I think it's very hard to run a service by yourself of this magnitude reliably, but I'd always take a 99.9% availability daily backup service that runs right at SLO over one that's down for a day once in a blue moon.

Also, parent is talking about ingestion. If your backups aren't configured well and the backup process fails, then your backup may not end up durable.

I also don't think your definition of reliable is generally recognized, which I'd generally call durability. I wouldn't say the scenario above is a durability failure, but an example of the consequences of poor availability.

> I think it's very hard to run a service by yourself of this magnitude reliably, but I'd always take a 99.9% availability daily backup service that runs right at SLO over one that's down for a day once in a blue moon.

That's a fallacy right there. Your assumption should be that any service you rely on will be down once in a blue moon, and possibly for a day or even longer.

> Also, parent is talking about ingestion. If your backups aren't configured well and the backup process fails, then your backup may not end up durable.

Yes, indeed, you need to do your work and you don't get to point at others for not doing it right.

> I also don't think your definition of reliable is generally recognized, which I'd generally call durability.

Reliability, durability and availability are all industry terms and have very clear definitions. These are not the same definitions that you would use in ordinary conversation with laypeople but when we're talking shop those are definitely allowed.

> I wouldn't say the scenario above is a durability failure, but an example of the consequences of poor availability.

No, it is a consequence of poor engineering on the part of the user of the service, and is a completely different issue. You engineer your service to ensure that your assumptions hold true and if you fail at doing that your service will fail. When is then only a matter of time and combination of circumstances, but fail it will.

> No, it is a consequence of poor engineering on the part of the user of the service,

The entire service going down for 24 hours due to a reboot is not a consequence of poor engineering on the part of the user. A production service which people rely on for critical data failing on the _textbook_ example of running a live service is poor engineering on the services part.

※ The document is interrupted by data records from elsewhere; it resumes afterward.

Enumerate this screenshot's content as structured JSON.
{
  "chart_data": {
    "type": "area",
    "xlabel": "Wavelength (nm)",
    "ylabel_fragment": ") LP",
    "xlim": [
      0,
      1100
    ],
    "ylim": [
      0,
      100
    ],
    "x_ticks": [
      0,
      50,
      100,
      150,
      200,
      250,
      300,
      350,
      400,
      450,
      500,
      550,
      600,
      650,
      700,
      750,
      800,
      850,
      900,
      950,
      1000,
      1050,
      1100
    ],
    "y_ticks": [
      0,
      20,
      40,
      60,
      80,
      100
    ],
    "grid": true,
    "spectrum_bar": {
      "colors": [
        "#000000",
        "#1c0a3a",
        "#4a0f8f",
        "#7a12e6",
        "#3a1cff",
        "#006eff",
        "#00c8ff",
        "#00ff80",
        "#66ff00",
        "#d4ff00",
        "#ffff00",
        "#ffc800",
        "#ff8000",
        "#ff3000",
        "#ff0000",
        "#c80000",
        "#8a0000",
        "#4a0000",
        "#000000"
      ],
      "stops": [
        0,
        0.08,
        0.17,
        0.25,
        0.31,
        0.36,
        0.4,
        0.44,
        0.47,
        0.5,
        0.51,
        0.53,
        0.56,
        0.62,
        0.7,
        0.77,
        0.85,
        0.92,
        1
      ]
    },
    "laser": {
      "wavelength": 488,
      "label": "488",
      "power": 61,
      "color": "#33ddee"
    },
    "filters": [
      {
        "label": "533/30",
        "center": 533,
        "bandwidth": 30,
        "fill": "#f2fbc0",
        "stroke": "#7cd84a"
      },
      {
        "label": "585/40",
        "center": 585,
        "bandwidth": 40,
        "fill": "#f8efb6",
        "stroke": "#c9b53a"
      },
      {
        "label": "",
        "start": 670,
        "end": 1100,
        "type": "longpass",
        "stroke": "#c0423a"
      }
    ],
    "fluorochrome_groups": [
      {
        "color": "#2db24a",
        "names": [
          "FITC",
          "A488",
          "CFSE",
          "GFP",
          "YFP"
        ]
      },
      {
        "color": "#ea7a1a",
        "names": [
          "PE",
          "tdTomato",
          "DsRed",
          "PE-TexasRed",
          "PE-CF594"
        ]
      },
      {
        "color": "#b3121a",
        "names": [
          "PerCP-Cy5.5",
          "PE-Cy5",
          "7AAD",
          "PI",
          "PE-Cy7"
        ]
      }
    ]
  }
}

I've seen entire datacenters and many services go offline due to 'minor mishaps' and that was stuff done by the largest companies on the planet. If you don't account for failure of underlying infra + services you are not doing it right.

Tarsnap makes very particular guarantees, if you look into that then you'll realize that for some applications it is very useful and for other applications it is not, or that you may have to use not one but multiple backup services to be able to serve all your needs. This can be costly.

Tarsnap doesn’t help you with using the service well, if you need to implement your own retries, and if the docs tell you to just write a single-line shell script and call it from crontab [0].

[0] https://www.tarsnap.com/simple-usage.html

That's a funny definition of "reliable". I'd factor availability into reliability. If I Uber to work and every time an Uber picks me up it gets me to my destination with 100% success but once a week no Ubers are available, is that a reliable mode of transportation? Would my boss not shout at me to find a more reliable way to get to work?
Eric Brewer's calling, and would like a word.

Availability and correctness are fundamentally opposed. The word "reliable" is contextual.

A backup service that is always available but serves up garbage is not as reliable as one that serves me the correct data, but only on Mondays.

Sure, but if you took urber every day and after several years none was available for just one day your boss would forgive you and consider uber reliable. If it suddenly had a lot of failures you would be told to find a new way, but everyone has a few days per year they can't get to work(often sick)